So I checked in with Twitter to see how everyone thought Billy Crystal did. The consensus: He was horrible.
“RIP Billy Crystal’s hosting abilities” –said @hipstermermaid
“The biggest problem with Billy Crystal's Sammy Davis Jr. impersonation is that no one knows who Sammy Davis Jr. is anymore. Or Billy Crystal” – said @carolynedgar
“I've never done anything in my life awful enough to deserve seeing Billy Crystal as Tin Tin.” – said @MichelleCollins
"Billy Crystal is still on. Oh wait...this is The Walking Dead." – said @BeTheBoy
“Billy Crystal should not be making old people jokes, because his real face is going to get upset.” – said the writer Tad Friend (@tadfriend)
Full disclosure: I got in the act, too. (I Tweet under the handle @maxthegirl):
“This is really playing to the crucial 55 to dead demographic.” – I wrote after Billy’s opening monologue
And later, on a slightly more conciliatory note: “Weekend at Billy’s was actually not half bad.”
But here’s the thing. The past few years, there’s been a succession of hosts—Alec Baldwin and Steve Martin, Hugh Jackman, last year’s failed experiment of Anne Hathaway and James Franco, even such social media darlings as Jon Stewart and Ellen DeGeneres. And what did we say every time? You sucked!! BRING BACK BILLY CRYSTAL!
So what happens? They bring back Billy Crystal and we all hate him for being, well, Billy Crystal.
To paraphrase the old Vikings coach Dennis Green: “Billy Crystal was who we thought he was.”
Even in his prime, he was a throwback, a genial, borscht-belt-style comedian in an age of snark.
Can anyone really get bent out of shape over that corny (and loving) Sammy Davis Jr. impression—a joke he’s done hundreds of times before? That’s like getting mad at your Uncle Morty for his “hide the penny behind your ear” routine. And are we really surprised he did “kissing George Clooney” shtick or “Morgan Freeman is the voiceover king” shtick or any of the other kind of safe, old-timey, Sid Caesar-esque jokes that put him on the map.
What did we expect? For Billy to suddenly turn into Louis CK? (Hmmm…now there’s an idea for a host.) And if Louis CK—probably the funniest guy in comedy right now—did host the Oscars, you know what we'd say, right? That his tux was ill-fitting. His jokes were too profane. He wasn’t sufficiently respectful of the moment. Blah, blah, blah, blah, blah.
Yeah, I’m saying you literally can not win.

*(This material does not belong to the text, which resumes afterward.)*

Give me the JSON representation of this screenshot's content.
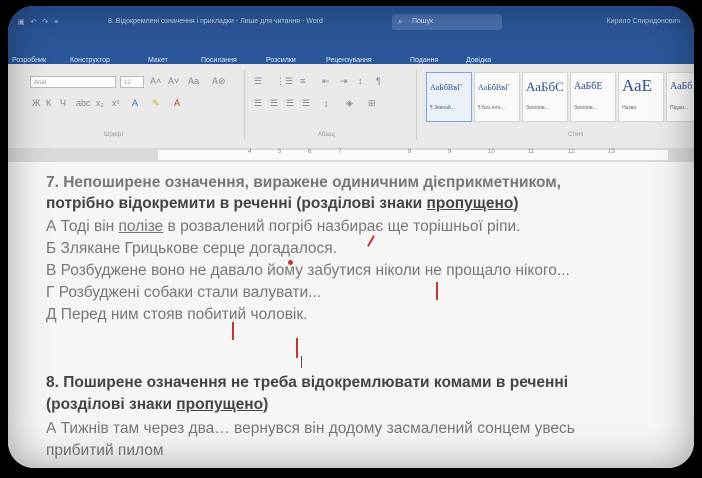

What’s troubling about all this, to me at least, is that the Twitter hate seems to come reflexively, instantaneously, and sometimes—as was the case for Madonna’s actually kinda awesome Superbowl half-time show—before the performer has opened his or her mouth.

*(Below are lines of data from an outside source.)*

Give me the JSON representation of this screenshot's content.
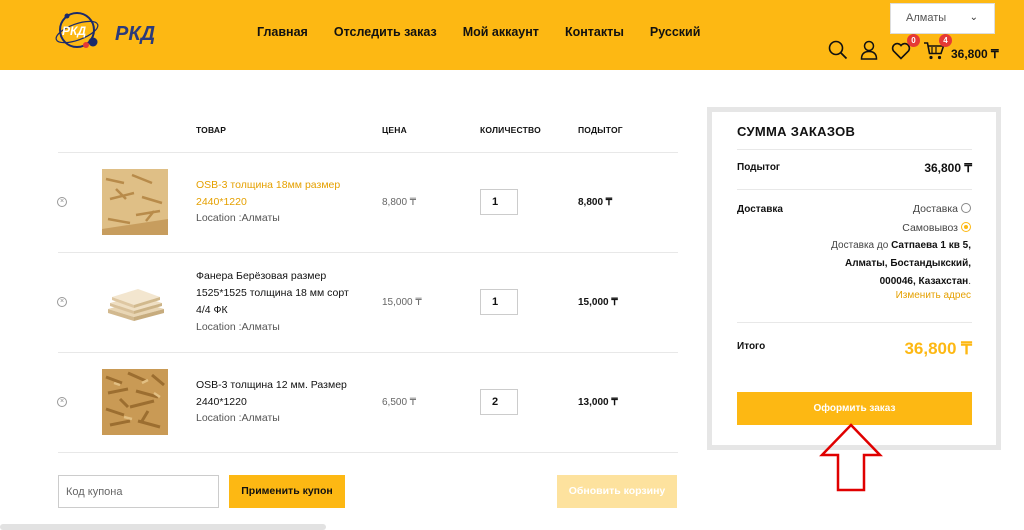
{
  "brand": {
    "name": "РКД",
    "accent": "#FDB813"
  },
  "nav": {
    "items": [
      "Главная",
      "Отследить заказ",
      "Мой аккаунт",
      "Контакты",
      "Русский"
    ]
  },
  "city": {
    "value": "Алматы"
  },
  "header_icons": {
    "search": "search-icon",
    "account": "user-icon",
    "wishlist_count": "0",
    "cart_count": "4",
    "cart_total": "36,800 ₸"
  },
  "table": {
    "headers": {
      "product": "ТОВАР",
      "price": "ЦЕНА",
      "qty": "КОЛИЧЕСТВО",
      "subtotal": "ПОДЫТОГ"
    },
    "rows": [
      {
        "name": "OSB-3 толщина 18мм размер 2440*1220",
        "location": "Location :Алматы",
        "price": "8,800 ₸",
        "qty": "1",
        "subtotal": "8,800 ₸"
      },
      {
        "name": "Фанера Берёзовая размер 1525*1525 толщина 18 мм сорт 4/4 ФК",
        "location": "Location :Алматы",
        "price": "15,000 ₸",
        "qty": "1",
        "subtotal": "15,000 ₸"
      },
      {
        "name": "OSB-3 толщина 12 мм. Размер 2440*1220",
        "location": "Location :Алматы",
        "price": "6,500 ₸",
        "qty": "2",
        "subtotal": "13,000 ₸"
      }
    ]
  },
  "coupon": {
    "placeholder": "Код купона",
    "apply_label": "Применить купон",
    "update_label": "Обновить корзину"
  },
  "summary": {
    "title": "СУММА ЗАКАЗОВ",
    "subtotal_label": "Подытог",
    "subtotal_value": "36,800 ₸",
    "shipping_label": "Доставка",
    "option_delivery": "Доставка",
    "option_pickup": "Самовывоз",
    "ship_to_prefix": "Доставка до",
    "ship_to_address": "Сатпаева 1 кв 5, Алматы, Бостандыкский, 000046, Казахстан",
    "change_address": "Изменить адрес",
    "total_label": "Итого",
    "total_value": "36,800 ₸",
    "checkout_label": "Оформить заказ"
  }
}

Look, as a critic, I know that it’s more fun to pan a movie than praise one (few things are more satisfying than a well-placed put-down). It’s also fairly foolproof. If you praise something that everyone else hates, you look like a schmuck. But if you pan something that everyone else loves, you’re just edgy, ahead of the curve.
But there has to be some room for praise, for love, for irony-free appreciation, right? Somebody has to be brave enough to step forward and says, “Billy Crystal was comforting and corny and silly and. . .everything we wanted him to be.” So yeah, I’ll say it. Have at me.

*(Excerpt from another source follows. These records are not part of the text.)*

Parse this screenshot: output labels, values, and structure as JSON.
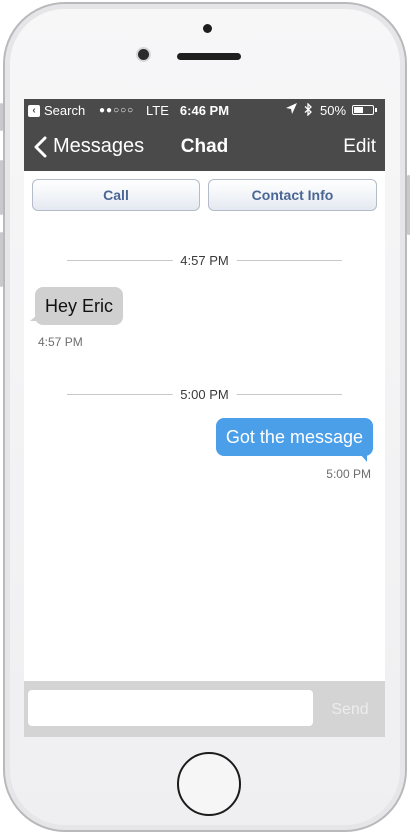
{
  "status_bar": {
    "back_app": "Search",
    "signal": "●●○○○",
    "network": "LTE",
    "time": "6:46 PM",
    "location_icon": "location-arrow-icon",
    "bluetooth_icon": "bluetooth-icon",
    "battery_percent": "50%",
    "battery_level": 0.5
  },
  "nav": {
    "back_label": "Messages",
    "title": "Chad",
    "edit_label": "Edit"
  },
  "actions": {
    "call_label": "Call",
    "contact_info_label": "Contact Info"
  },
  "messages": [
    {
      "divider_time": "4:57 PM",
      "direction": "incoming",
      "text": "Hey Eric",
      "time": "4:57 PM"
    },
    {
      "divider_time": "5:00 PM",
      "direction": "outgoing",
      "text": "Got the message",
      "time": "5:00 PM"
    }
  ],
  "compose": {
    "value": "",
    "placeholder": "",
    "send_label": "Send"
  },
  "colors": {
    "bar_background": "#4a4a4a",
    "incoming_bubble": "#d0d0d0",
    "outgoing_bubble": "#4a9fe8",
    "action_text": "#4a6694"
  }
}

Meanwhile, this morning, there’s a movement on Twitter to get Chris Rock to be the next Oscars host. I love Chris Rock and I think he’d do a bang-up job. Therefore, I have one thing to say to him: “Run away, Chris Rock! Run away!”
Edited to add: My pal Chuck Duncan just reminded me that Rock DID host the Oscars, in 2005. Tom Shales of The Washington Post called him "strangely lame and mean-spirited" and Caryn James of The New York Times said "his few attempts to put his mark on the event fell flat." So there you go.